Why can't the Biden campaign be honest about the Super Bowl interview?
To borrow language from Judge Judy, if you’re standing next to me pissing on my leg, don’t look at my face and tell me it’s raining. But that’s exactly what President Joe Biden is doing as he skips yet another Super Bowl interview, a political tradition since Barack Obama’s presidency. Last year, the White House suggested that the problem was Fox, but this year CBS — a broadcaster whose news programs are as milquetoast as they come — is hosting the event and the Biden administration has a new excuse:
Biden advisers tell CNN they see skipping the interview, which would have aired as a segment of the pregame show and not during peak viewing hours on the CBS broadcast, as a strategic decision to give Americans a break from the politics of the 2024 campaign. Advisers say they’re seeing people already expressing fatigue with election news and want to avoid piling on.

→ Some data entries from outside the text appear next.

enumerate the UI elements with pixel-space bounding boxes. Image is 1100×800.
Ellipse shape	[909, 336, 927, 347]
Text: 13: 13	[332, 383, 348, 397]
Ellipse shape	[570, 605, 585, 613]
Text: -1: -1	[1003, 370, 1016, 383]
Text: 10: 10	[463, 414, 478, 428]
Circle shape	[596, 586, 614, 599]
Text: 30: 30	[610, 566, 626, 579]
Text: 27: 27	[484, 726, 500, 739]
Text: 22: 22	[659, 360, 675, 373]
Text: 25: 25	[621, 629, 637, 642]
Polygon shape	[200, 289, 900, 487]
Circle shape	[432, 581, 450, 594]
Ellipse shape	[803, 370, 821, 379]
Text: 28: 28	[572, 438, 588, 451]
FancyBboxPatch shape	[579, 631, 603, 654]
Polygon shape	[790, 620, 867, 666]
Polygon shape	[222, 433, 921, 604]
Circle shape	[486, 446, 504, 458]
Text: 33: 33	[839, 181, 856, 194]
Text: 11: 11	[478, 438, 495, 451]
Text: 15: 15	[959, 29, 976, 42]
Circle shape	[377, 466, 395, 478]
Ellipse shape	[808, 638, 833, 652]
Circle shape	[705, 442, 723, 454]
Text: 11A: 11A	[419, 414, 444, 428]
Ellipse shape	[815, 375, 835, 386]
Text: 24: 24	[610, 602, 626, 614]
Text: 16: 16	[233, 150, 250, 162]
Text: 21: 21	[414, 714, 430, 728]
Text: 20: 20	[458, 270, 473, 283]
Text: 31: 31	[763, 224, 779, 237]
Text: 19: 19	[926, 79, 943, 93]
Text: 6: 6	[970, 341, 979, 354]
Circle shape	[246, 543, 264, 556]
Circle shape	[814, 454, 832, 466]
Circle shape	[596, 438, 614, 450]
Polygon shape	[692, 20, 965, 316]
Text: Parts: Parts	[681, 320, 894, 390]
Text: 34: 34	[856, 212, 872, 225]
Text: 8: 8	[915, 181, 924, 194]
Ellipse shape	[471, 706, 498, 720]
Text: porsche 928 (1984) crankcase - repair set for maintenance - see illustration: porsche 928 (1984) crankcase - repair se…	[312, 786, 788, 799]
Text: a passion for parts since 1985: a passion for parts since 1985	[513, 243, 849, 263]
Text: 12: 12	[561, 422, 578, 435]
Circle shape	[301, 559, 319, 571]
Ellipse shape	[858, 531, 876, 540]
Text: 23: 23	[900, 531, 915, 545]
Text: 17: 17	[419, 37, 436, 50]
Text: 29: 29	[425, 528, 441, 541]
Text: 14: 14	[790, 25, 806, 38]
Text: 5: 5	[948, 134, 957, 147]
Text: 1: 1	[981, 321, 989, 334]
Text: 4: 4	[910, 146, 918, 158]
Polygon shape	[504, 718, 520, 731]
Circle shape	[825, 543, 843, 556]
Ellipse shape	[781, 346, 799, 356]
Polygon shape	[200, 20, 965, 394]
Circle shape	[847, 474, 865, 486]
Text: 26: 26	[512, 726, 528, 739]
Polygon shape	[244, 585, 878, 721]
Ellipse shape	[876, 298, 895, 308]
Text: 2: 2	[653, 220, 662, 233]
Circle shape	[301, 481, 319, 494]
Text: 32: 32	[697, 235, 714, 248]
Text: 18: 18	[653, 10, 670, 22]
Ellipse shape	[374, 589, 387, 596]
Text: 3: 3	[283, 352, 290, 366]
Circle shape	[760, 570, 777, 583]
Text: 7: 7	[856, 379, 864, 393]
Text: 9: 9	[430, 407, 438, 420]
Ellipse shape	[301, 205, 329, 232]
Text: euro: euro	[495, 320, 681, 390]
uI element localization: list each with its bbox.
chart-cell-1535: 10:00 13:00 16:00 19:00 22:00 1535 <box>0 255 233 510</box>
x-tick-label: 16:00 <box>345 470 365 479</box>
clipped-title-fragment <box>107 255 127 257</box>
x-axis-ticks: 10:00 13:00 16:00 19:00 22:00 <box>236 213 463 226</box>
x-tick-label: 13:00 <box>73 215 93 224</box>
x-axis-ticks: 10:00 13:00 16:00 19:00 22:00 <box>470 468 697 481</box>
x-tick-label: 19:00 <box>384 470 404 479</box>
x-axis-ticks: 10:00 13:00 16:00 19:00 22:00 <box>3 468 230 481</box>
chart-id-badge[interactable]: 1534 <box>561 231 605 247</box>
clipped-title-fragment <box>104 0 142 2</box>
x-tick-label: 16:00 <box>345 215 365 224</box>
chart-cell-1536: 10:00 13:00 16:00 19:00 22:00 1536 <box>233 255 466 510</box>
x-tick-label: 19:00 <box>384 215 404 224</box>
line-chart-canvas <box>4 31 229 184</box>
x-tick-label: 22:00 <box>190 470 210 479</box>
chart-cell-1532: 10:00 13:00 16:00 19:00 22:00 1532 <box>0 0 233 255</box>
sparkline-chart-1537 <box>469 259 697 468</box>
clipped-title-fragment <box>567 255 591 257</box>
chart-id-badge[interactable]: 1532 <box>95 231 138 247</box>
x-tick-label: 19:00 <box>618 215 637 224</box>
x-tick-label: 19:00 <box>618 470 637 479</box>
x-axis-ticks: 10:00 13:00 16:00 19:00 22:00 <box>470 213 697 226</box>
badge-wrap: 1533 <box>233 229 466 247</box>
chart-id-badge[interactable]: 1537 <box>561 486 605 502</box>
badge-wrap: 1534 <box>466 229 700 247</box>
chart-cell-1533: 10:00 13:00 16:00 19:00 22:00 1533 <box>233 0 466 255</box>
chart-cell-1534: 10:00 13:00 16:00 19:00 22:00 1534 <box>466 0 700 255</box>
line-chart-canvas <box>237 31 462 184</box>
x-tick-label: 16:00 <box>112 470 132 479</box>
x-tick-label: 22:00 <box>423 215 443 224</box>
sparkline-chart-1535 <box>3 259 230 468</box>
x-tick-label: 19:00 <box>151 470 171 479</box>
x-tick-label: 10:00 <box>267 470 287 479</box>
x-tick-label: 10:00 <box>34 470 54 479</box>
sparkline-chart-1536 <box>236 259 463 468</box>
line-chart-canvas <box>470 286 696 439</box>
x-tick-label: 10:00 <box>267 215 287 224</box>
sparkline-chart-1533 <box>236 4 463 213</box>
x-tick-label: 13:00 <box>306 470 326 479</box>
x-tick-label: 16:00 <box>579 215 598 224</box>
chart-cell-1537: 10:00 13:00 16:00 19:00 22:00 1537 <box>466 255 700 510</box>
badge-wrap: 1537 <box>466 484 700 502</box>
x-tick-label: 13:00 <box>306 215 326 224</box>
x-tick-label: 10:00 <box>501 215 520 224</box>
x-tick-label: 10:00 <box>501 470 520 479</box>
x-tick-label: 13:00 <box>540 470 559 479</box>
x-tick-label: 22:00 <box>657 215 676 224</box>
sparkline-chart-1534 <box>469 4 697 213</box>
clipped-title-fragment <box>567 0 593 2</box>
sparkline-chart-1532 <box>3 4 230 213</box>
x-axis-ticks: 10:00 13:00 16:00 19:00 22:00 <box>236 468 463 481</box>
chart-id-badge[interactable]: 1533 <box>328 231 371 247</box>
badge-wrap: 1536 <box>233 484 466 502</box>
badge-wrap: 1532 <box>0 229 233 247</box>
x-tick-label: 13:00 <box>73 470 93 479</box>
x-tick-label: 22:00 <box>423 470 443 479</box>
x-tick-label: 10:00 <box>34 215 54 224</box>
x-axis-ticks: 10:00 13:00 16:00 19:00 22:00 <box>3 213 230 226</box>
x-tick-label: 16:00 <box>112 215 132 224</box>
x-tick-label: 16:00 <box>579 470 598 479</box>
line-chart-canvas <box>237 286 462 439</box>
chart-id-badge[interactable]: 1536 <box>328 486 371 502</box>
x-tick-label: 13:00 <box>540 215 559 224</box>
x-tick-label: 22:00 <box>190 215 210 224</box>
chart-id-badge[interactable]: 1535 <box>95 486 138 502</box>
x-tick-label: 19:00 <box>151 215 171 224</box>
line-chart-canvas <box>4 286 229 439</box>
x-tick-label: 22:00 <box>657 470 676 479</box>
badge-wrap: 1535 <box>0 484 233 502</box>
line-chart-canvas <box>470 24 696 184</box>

Yes, the president who almost never does press conferences or interviews is concerned about inserting politics into the Super Bowl. The White House, according to communications director Ben LaBolt, just wants to make sure Americans can “enjoy watching what they tuned in for — the game.”
Biden’s excuses for not speaking to the public during the game would be more compelling if they were consistent. Last year, it was the right-wing journalists and, this year, it’s something about keeping politics out of our football.
Of course, everybody knows the truth — Biden can’t handle late nights at 81 years old. The president made excuses for skipping G20 and NATO summit dinners. In Vietnam, Biden awkwardly told journalists gathered at a presser that he was “going to go to bed.” And, just over a month ago on New Year’s Eve, he held a note card as Ryan Seacrest asked him a few soft ball questions about his Christmas vacation and hopes for the new year.
Biden needs to be honest with himself and the public. If he believes he can run a robust campaign this summer and fall, he should, as Ezra Klein recently wrote, prove it:
But Biden is abnormal — he is the oldest sitting president ever and seems it — and he is not projecting to voters the competence and capability that his party is promising them.
There are ways a deft campaign might reframe this, but that argument needs to be made, and it needs to be made by Biden himself, who is, instead, doing far fewer real interviews and holding far fewer news conferences than his predecessors.
Alternatively, if he can’t, he should step aside. Biden is angry about his bad polling and frets that he isn’t getting sufficient credit for his policy achievements, but refuses to do an interview when the entire country is watching the Super Bowl. Something has to give. Right now, the Biden campaign seems dishonest at best and delusional at worst.